Increased hs-Troponin and NP were found in 38 and 56% of the cases, respectively. As compared to those with normal cardiac biomarkers, these patients were older, had higher prevalence of cardiovascular diseases (CVD) and had more severe COVID-19 pneumonia by higher CRP and D-dimer and lower PaO2/FIO2. Two-dimensional echocardiography performed in a subset of patients (n = 24) showed significantly reduced left ventricular ejection fraction in patients with elevated NP (p = 0.02), whereas right ventricular systolic function (tricuspid annular plane systolic excursion) was significantly reduced both in patients with high hs-Troponin and NP (p = 0.022 and p = 0.03, respectively). Both hs-Troponin and NP were higher in patients with in-hospital mortality (p = 0.001 and p = 0.002, respectively).
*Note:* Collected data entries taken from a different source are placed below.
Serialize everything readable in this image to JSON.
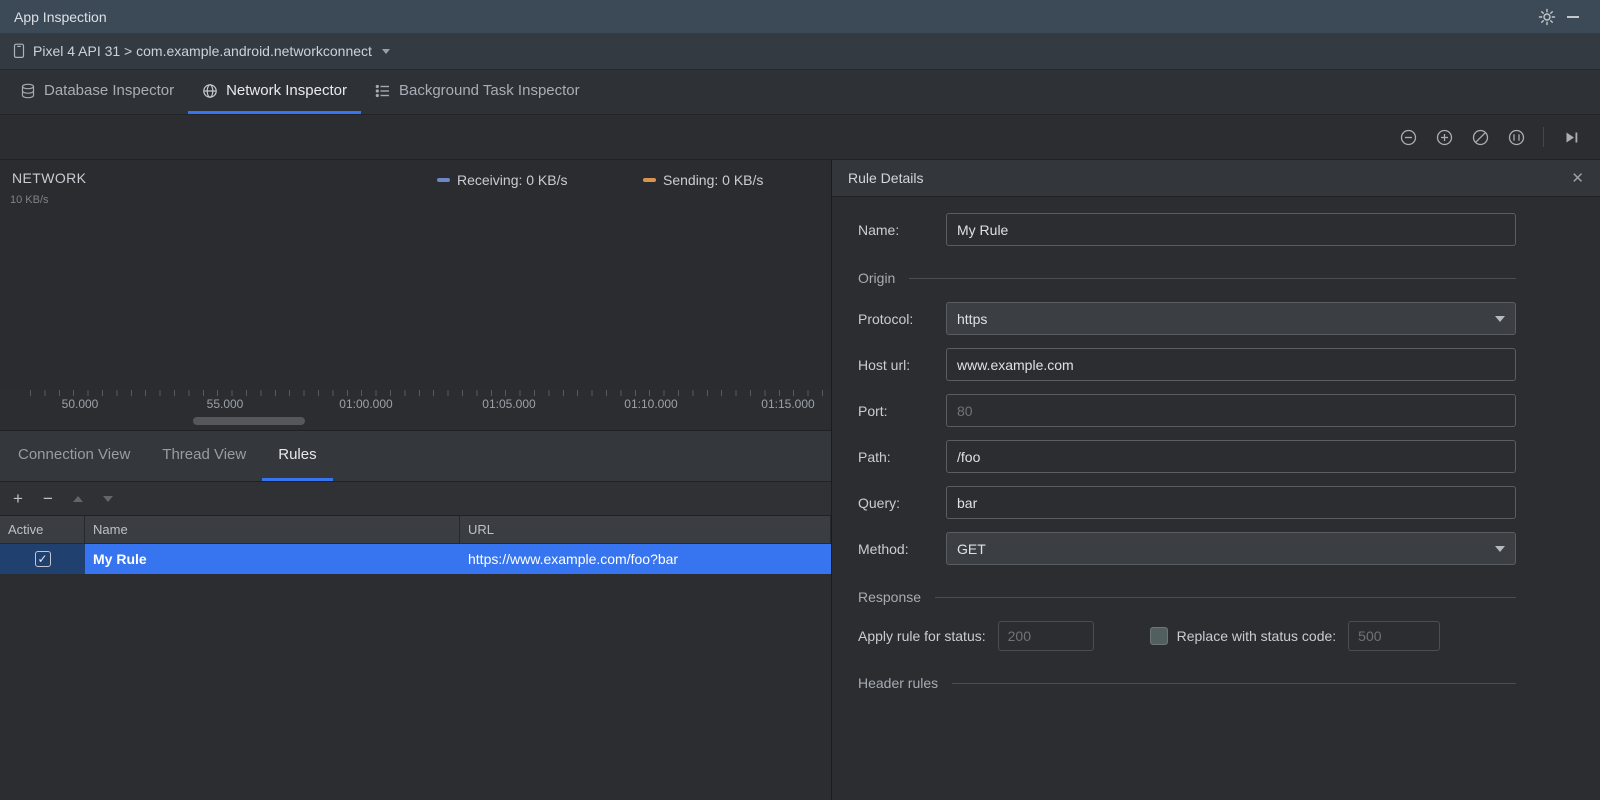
{
  "titlebar": {
    "title": "App Inspection"
  },
  "processbar": {
    "device": "Pixel 4 API 31 > com.example.android.networkconnect"
  },
  "inspector_tabs": [
    {
      "label": "Database Inspector",
      "selected": false
    },
    {
      "label": "Network Inspector",
      "selected": true
    },
    {
      "label": "Background Task Inspector",
      "selected": false
    }
  ],
  "timeline": {
    "title": "NETWORK",
    "y_max_label": "10 KB/s",
    "legend": [
      {
        "label": "Receiving: 0 KB/s",
        "color": "#6D87C4"
      },
      {
        "label": "Sending: 0 KB/s",
        "color": "#D99550"
      }
    ],
    "ticks": [
      "50.000",
      "55.000",
      "01:00.000",
      "01:05.000",
      "01:10.000",
      "01:15.000"
    ]
  },
  "view_tabs": [
    {
      "label": "Connection View",
      "selected": false
    },
    {
      "label": "Thread View",
      "selected": false
    },
    {
      "label": "Rules",
      "selected": true
    }
  ],
  "rules_table": {
    "columns": [
      "Active",
      "Name",
      "URL"
    ],
    "rows": [
      {
        "active": true,
        "check": "✓",
        "name": "My Rule",
        "url": "https://www.example.com/foo?bar"
      }
    ]
  },
  "rule_details": {
    "title": "Rule Details",
    "name": {
      "label": "Name:",
      "value": "My Rule"
    },
    "origin": {
      "section": "Origin",
      "protocol": {
        "label": "Protocol:",
        "value": "https"
      },
      "host": {
        "label": "Host url:",
        "value": "www.example.com"
      },
      "port": {
        "label": "Port:",
        "placeholder": "80"
      },
      "path": {
        "label": "Path:",
        "value": "/foo"
      },
      "query": {
        "label": "Query:",
        "value": "bar"
      },
      "method": {
        "label": "Method:",
        "value": "GET"
      }
    },
    "response": {
      "section": "Response",
      "apply_label": "Apply rule for status:",
      "apply_placeholder": "200",
      "replace_label": "Replace with status code:",
      "replace_placeholder": "500"
    },
    "header_rules": {
      "section": "Header rules"
    }
  },
  "colors": {
    "accent": "#3674F0",
    "selection": "#3674F0",
    "titlebar": "#3C4A57"
  }
}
On multivariable analysis, independent associations were found of hs-Troponin with age, PaO2/FIO2 and D-dimer (B = 0.419, p = 0.001; B = - 0.212, p = 0.013; and B = 0.179, p = 0.037, respectively) and of NP with age and previous CVD (B = 0.480, p < 0.001; and B = 0.253, p = 0.001, respectively).
Myocardial involvement at admission is common in COVID-19 pneumonia. Independent associations of hs-Troponin with markers of disease severity and of NP with underlying CVD might point toward existing different mechanisms leading to their elevation in this setting.
已有报道称,在 2019 年冠状病毒病(COVID-19)肺炎的病程中存在心肌受累,但尚未对其进行充分描述。本研究旨在联合评估因 COVID-19 肺炎住院的患者的高敏肌钙蛋白(hs-Troponin)和利钠肽(NP)。
在这项多中心观察性研究中,我们分析了 n=111 例患者的数据。根据超出参考范围的值确定心脏生物标志物亚组。
分别有 38%和 56%的患者 hs-Troponin 和 NP 升高。与心脏生物标志物正常的患者相比,这些患者年龄较大,心血管疾病(CVD)患病率较高,C 反应蛋白和 D-二聚体较高,动脉血氧分压/吸入氧分数(PaO2/FIO2)较低,COVID-19 肺炎更严重。对部分患者(n=24)进行二维超声心动图检查,发现 NP 升高的患者左心室射血分数显著降低(p=0.02),而 hs-Troponin 和 NP 升高的患者右心室收缩功能(三尖瓣环平面收缩位移)均显著降低(p=0.022 和 p=0.03,分别)。hs-Troponin 和 NP 升高的患者住院死亡率均较高(p=0.001 和 p=0.002,分别)。多变量分析显示,hs-Troponin 与年龄、PaO2/FIO2 和 D-二聚体独立相关(B=0.419,p=0.001;B=-0.212,p=0.013;B=0.179,p=0.037,分别),NP 与年龄和既往 CVD 独立相关(B=0.480,p<0.001;B=0.253,p=0.001,分别)。
COVID-19 肺炎患者入院时心肌受累常见。hs-Troponin 与疾病严重程度标志物相关,NP 与基础 CVD 相关,这可能表明在这种情况下,它们升高的机制不同。